See Idiomatic way of performance evaluation? - if doubling the repeat-count to 20k doesn't double the time, your benchmark is broken and not measuring what you think it does.

Your manual SIMD indexOf is very unlikely to get optimized out of a loop. It makes a copy of the whole array every time, if the size isn't an exact multiple of the vector width!! (In ensureSize2). The normal technique is to fall back to scalar for the last size % width elements, which is obviously much better for large arrays. Or even better, do an unaligned load that ends at the end of the array (if the total size is >= vector width) for something where overlap with previous work is not a problem.

A decent memchr on modern x86 (using an algorithm like your indexOf without unrolling) should go at about 1 vector (16/32/64 bytes) per maybe 1.5 clock cycles, with data hot in L1d cache, without loop unrolling or anything. (Checking both the vector compare and the pointer bound as possible loop exit conditions takes extra asm instructions vs. a simple strlen, but see this answer for some microbenchmarks of a simple hand-written strlen that assumes aligned buffers). Probably your indexOf loops bottlenecks on front-end throughput on a CPU like Skylake, with its pipeline width of 4 uops/clock.

So let's guess that your implementation takes 1.5 cycles per 16 byte vector, if perhaps you're on a CPU without AVX2? You didn't say.

16kB / 16B = 1000 vectors. At 1 vector per 1.5 clocks, that's 1500 cycles. On a 3GHz machine, 1500 cycles takes 500 ns = 0.5 us per call, or 5000 us per 10k reps. But since 16194 bytes isn't a multiple of 16, you're also copying the whole thing every call, so that costs some more time, and could plausibly account for your 7709 us total time.

---

What SIMD is good for

for tasks like these.

No, "horizontal" stuff like ints.reduceLanes is something SIMD is generally slow at. And even with something like How to implement atoi using SIMD? using x86 pmaddwd to multiply and add pairs horizontally, it's still a lot of work.

Note that to make the elements wide enough to multiply by place-values without overflow, you have to unpack, which costs some shuffling. ints.reduceLanes takes about log2(elements) shuffle/add steps, and if you're starting with 512-bit AVX-512 vectors of int, the first 2 of those shuffles are lane-crossing, 3 cycle latency (https://agner.org/optimize/). (Or if your machine doesn't even have AVX2, then a 512-bit integer vector is actually 4x 128-bit vectors. And you had to do separate work to unpack each part. But at least the reduction will be cheap, just vertical adds until you get down to a single 128-bit vector.)

Answer 2

Hmm. I found this post because I've hit something strange with the Vector perfomance for something that ostensibly it should be ideal for - multiplying two double arrays.
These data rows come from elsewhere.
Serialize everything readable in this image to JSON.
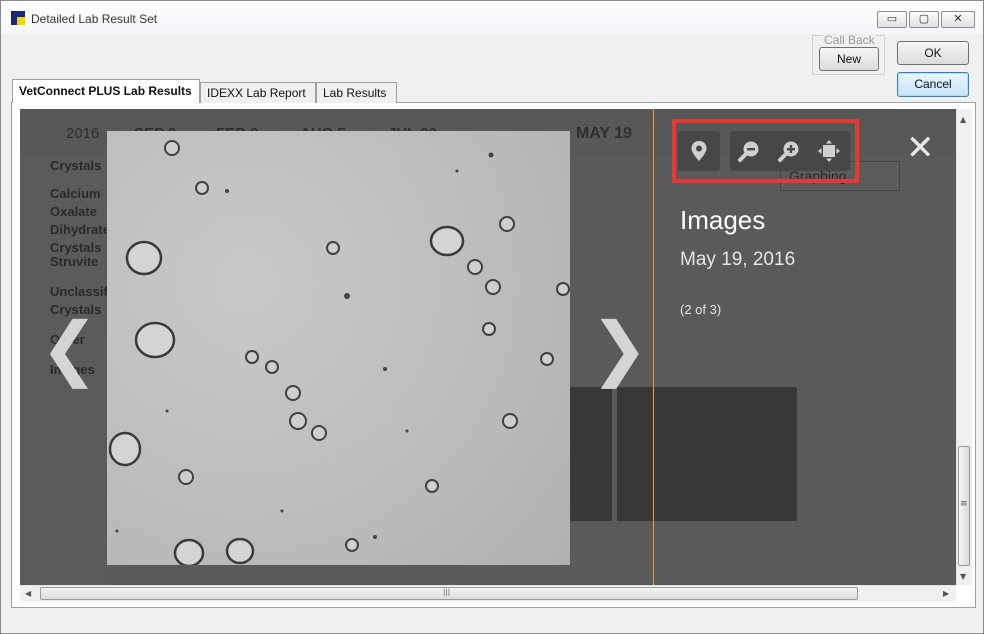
{
  "window": {
    "title": "Detailed Lab Result Set",
    "controls": {
      "minimize": "▭",
      "maximize": "▢",
      "close": "✕"
    }
  },
  "actions": {
    "callback_label": "Call Back",
    "new_label": "New",
    "ok_label": "OK",
    "cancel_label": "Cancel"
  },
  "tabs": [
    {
      "label": "VetConnect PLUS Lab Results",
      "active": true
    },
    {
      "label": "IDEXX Lab Report",
      "active": false
    },
    {
      "label": "Lab Results",
      "active": false
    }
  ],
  "background": {
    "dates": [
      "2016",
      "SEP 2",
      "FEB 2",
      "AUG 5",
      "JUL 20",
      "MAY 19"
    ],
    "sidebar_items": [
      "Crystals",
      "Calcium Oxalate Dihydrate Crystals",
      "Struvite",
      "Unclassified Crystals",
      "Other",
      "Images"
    ],
    "graphing_label": "Graphing"
  },
  "viewer": {
    "prev_arrow": "❮",
    "next_arrow": "❯",
    "close_symbol": "✕",
    "title": "Images",
    "date": "May 19, 2016",
    "counter": "(2 of 3)",
    "tools": [
      "location-pin-icon",
      "zoom-out-icon",
      "zoom-in-icon",
      "fit-screen-icon"
    ]
  },
  "scrollbars": {
    "vertical_up": "▲",
    "vertical_down": "▼",
    "vertical_grip": "≡",
    "horizontal_left": "◀",
    "horizontal_right": "▶",
    "horizontal_grip": "|||"
  },
  "colors": {
    "viewer_bg": "#2d2d2d",
    "divider": "#e6a23c",
    "highlight": "#e53935",
    "toolbar_group": "#474747"
  }
}
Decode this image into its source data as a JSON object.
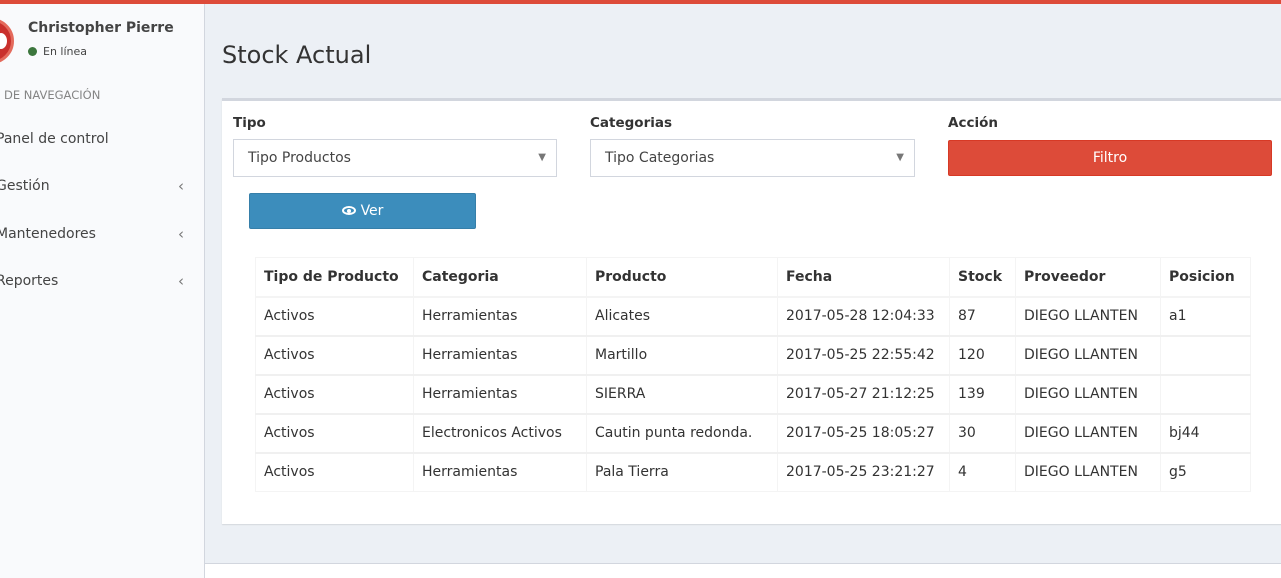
{
  "user": {
    "name": "Christopher Pierre",
    "status": "En línea"
  },
  "nav": {
    "header": "DE NAVEGACIÓN",
    "items": [
      {
        "label": "Panel de control",
        "chevron": ""
      },
      {
        "label": "Gestión",
        "chevron": "‹"
      },
      {
        "label": "Mantenedores",
        "chevron": "‹"
      },
      {
        "label": "Reportes",
        "chevron": "‹"
      }
    ]
  },
  "page": {
    "title": "Stock Actual"
  },
  "filters": {
    "tipo": {
      "label": "Tipo",
      "value": "Tipo Productos"
    },
    "categorias": {
      "label": "Categorias",
      "value": "Tipo Categorias"
    },
    "accion": {
      "label": "Acción",
      "button": "Filtro"
    }
  },
  "ver_button": "Ver",
  "table": {
    "headers": [
      "Tipo de Producto",
      "Categoria",
      "Producto",
      "Fecha",
      "Stock",
      "Proveedor",
      "Posicion"
    ],
    "rows": [
      [
        "Activos",
        "Herramientas",
        "Alicates",
        "2017-05-28 12:04:33",
        "87",
        "DIEGO LLANTEN",
        "a1"
      ],
      [
        "Activos",
        "Herramientas",
        "Martillo",
        "2017-05-25 22:55:42",
        "120",
        "DIEGO LLANTEN",
        ""
      ],
      [
        "Activos",
        "Herramientas",
        "SIERRA",
        "2017-05-27 21:12:25",
        "139",
        "DIEGO LLANTEN",
        ""
      ],
      [
        "Activos",
        "Electronicos Activos",
        "Cautin punta redonda.",
        "2017-05-25 18:05:27",
        "30",
        "DIEGO LLANTEN",
        "bj44"
      ],
      [
        "Activos",
        "Herramientas",
        "Pala Tierra",
        "2017-05-25 23:21:27",
        "4",
        "DIEGO LLANTEN",
        "g5"
      ]
    ]
  },
  "colors": {
    "accent": "#dd4b39",
    "primary": "#3c8dbc",
    "status_online": "#3c763d"
  }
}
  static private void doVector(int iteration, double[] input1, double[] input2, double[] output) {
    Instant start = Instant.now();
    for (int i = 0; i < SPECIES.loopBound(ARRAY_LENGTH); i += SPECIES.length()) {
      DoubleVector va = DoubleVector.fromArray(SPECIES, input1, i);
      DoubleVector vb = DoubleVector.fromArray(SPECIES, input2, i);
      va.mul(vb);
      System.arraycopy(va.mul(vb).toArray(), 0, output, i, SPECIES.length());
    }
    Instant finish = Instant.now();
    System.out.println("vector duration " + iteration + ": " + Duration.between(start, finish).getNano());
  }

The species length comes out at 4 on my machine (CPU is Intel i7-7700HQ at 2.8 GHz).

On my first attempt the execution was taking more than 15 milliseconds to execute (compared with 0 for the scalar equivalent), even with a tiny array length (8 elements). On a hunch I added the iteration to see whether something had to warm up - and indeed, the first iteration still ALWAYS takes ages (44 ms for 65536 elements). Whilst most of the other iterations are reporting zero time, a few are taking around 15ms but they are randomly distributed (i.e. not always the same iteration index on each run). I sort of expect that (because I'm measuring real-time measurement and other stuff will be going on).

However, overall for an array size of 65536 elements, and 32 iterations, the total duration for the vector approach is 2-3 times longer than that for the scalar one.